Hm, viel Verfall beim Eintreten durch das Stadttor. Es wird jedoch schnell schöner: Altes Rathaus, Hauptplatz, Burg über der Stadt. Die Hauptkirche der Stadt ist der Martinsdom. Laut Reiseführer war er von 1563 bis 1830 ungarische Krönungskirche. Da komme ich etwas durcheinander: Slowakei, Krönungskirche von Ungarn, äh … in Geschichte nicht aufgepasst. C. muss mich aufklären.
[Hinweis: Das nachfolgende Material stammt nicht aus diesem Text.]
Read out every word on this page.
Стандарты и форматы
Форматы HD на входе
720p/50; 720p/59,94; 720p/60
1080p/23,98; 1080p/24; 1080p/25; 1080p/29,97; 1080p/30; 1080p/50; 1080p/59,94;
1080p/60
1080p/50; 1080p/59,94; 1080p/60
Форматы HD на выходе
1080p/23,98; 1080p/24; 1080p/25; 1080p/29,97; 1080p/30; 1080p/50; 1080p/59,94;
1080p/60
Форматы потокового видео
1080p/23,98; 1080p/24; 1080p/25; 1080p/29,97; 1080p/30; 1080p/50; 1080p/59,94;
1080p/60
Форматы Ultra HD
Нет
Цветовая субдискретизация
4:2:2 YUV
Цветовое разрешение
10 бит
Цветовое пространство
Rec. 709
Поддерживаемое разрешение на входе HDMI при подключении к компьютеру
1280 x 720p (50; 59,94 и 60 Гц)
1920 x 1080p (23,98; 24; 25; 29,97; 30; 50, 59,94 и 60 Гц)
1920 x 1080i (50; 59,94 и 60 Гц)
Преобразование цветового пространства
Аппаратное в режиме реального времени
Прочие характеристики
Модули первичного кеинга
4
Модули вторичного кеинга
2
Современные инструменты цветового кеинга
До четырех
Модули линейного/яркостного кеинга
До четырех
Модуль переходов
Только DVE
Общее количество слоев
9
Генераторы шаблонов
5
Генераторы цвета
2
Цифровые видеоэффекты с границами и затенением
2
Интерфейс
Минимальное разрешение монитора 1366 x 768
Fazit: die Altstadt der Hauptstadt ist nicht allzu gross. So manches müsste noch renoviert werden, zumindest nach unserer westlichen Ansicht. Oder mögen die Einheimischen ihre Altstadt nicht so sehr? «Diese Nation muss ihre Hauptstadt noch entdecken», sagt C. Als Station auf der Weiterreise allemal wert, besucht zu werden.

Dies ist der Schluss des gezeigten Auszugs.